Ketika Senat Masasachusetts tidak memasukan taruhan olahraga kedalam undang-undang pengembangan ekonomi yang disahkan pada akhir bulan lalu, parlemen kembali membangkitkan poin kontroversial yang menyarankan untuk adanya provisi untuk integritas didalam peraturan terkait taruhan olahraga.

Undang-undang versi parlemen untuk mendorong pemulihan perekonomian ditengah pandemi termasuk pengajuan untuk melegalkan taruhan olahraga dimana 1 persen dari pendapatan kotor diberikan untuk pemilik lokasi yang menyelenggarakan pertandingan yang ada di Massachusetts.

Biaya Integritas Yang Kontrovesial Kembali Dibahas Di Massachusetts

Menyusul pembatalan Undang-Undang Olahraga Profesional dan Amatir pada Mei 2018, yang mengizinkan masing-masing negara bagian untuk meloloskan peraturan untuk melegalkan judi olahraga di dalam wilayah mereka sendiri, banyak liga olahraga melobi untuk pembagian pendapatan langsung secara nasional dengan berpendapatan bahwa legalisasi judi membutuhkan kebijakan tambahan unutk memastikan integritas dari hasil pertandingan.

Tetapi pada saat itu, sebagian besar hanya melihat mendapatkan uang mudah dan cepat dengan membuat biaya integritas terpinggiran.
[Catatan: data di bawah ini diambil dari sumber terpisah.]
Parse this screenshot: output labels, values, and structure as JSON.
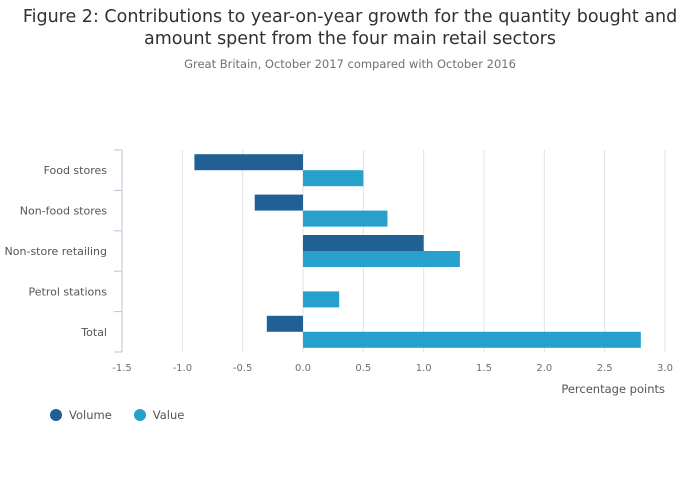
{
  "chart_data": {
    "type": "bar",
    "orientation": "horizontal",
    "title": "Figure 2: Contributions to year-on-year growth for the quantity bought and amount spent from the four main retail sectors",
    "title_lines": [
      "Figure 2: Contributions to year-on-year growth for the quantity bought and",
      "amount spent from the four main retail sectors"
    ],
    "subtitle": "Great Britain, October 2017 compared with October 2016",
    "categories": [
      "Food stores",
      "Non-food stores",
      "Non-store retailing",
      "Petrol stations",
      "Total"
    ],
    "series": [
      {
        "name": "Volume",
        "color": "#206095",
        "values": [
          -0.9,
          -0.4,
          1.0,
          0.0,
          -0.3
        ]
      },
      {
        "name": "Value",
        "color": "#27a0cc",
        "values": [
          0.5,
          0.7,
          1.3,
          0.3,
          2.8
        ]
      }
    ],
    "xlabel": "Percentage points",
    "ylabel": "",
    "xlim": [
      -1.5,
      3.0
    ],
    "xticks": [
      "-1.5",
      "-1.0",
      "-0.5",
      "0.0",
      "0.5",
      "1.0",
      "1.5",
      "2.0",
      "2.5",
      "3.0"
    ],
    "grid": true,
    "legend_position": "bottom-left"
  }
}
New England Patriots yang mana akan paling diuntungkan dari pengajuan ini sejak Gillette Stadium yang menjadi kandang mereka merupakan stadion yang mereka miliki sendiri telah membantah keterlibatan mereka dalam melobi unutk provisi ini dengan juru bicara tim mengatakan, “Tidak ada satupun dari tim ataupun liga yang meminta, sesuai dengan yang dianjurkan, biaya integritas ini. Kami fokus lebih pada elemen untuk terhubung dengan fans pada undang-undang ini.”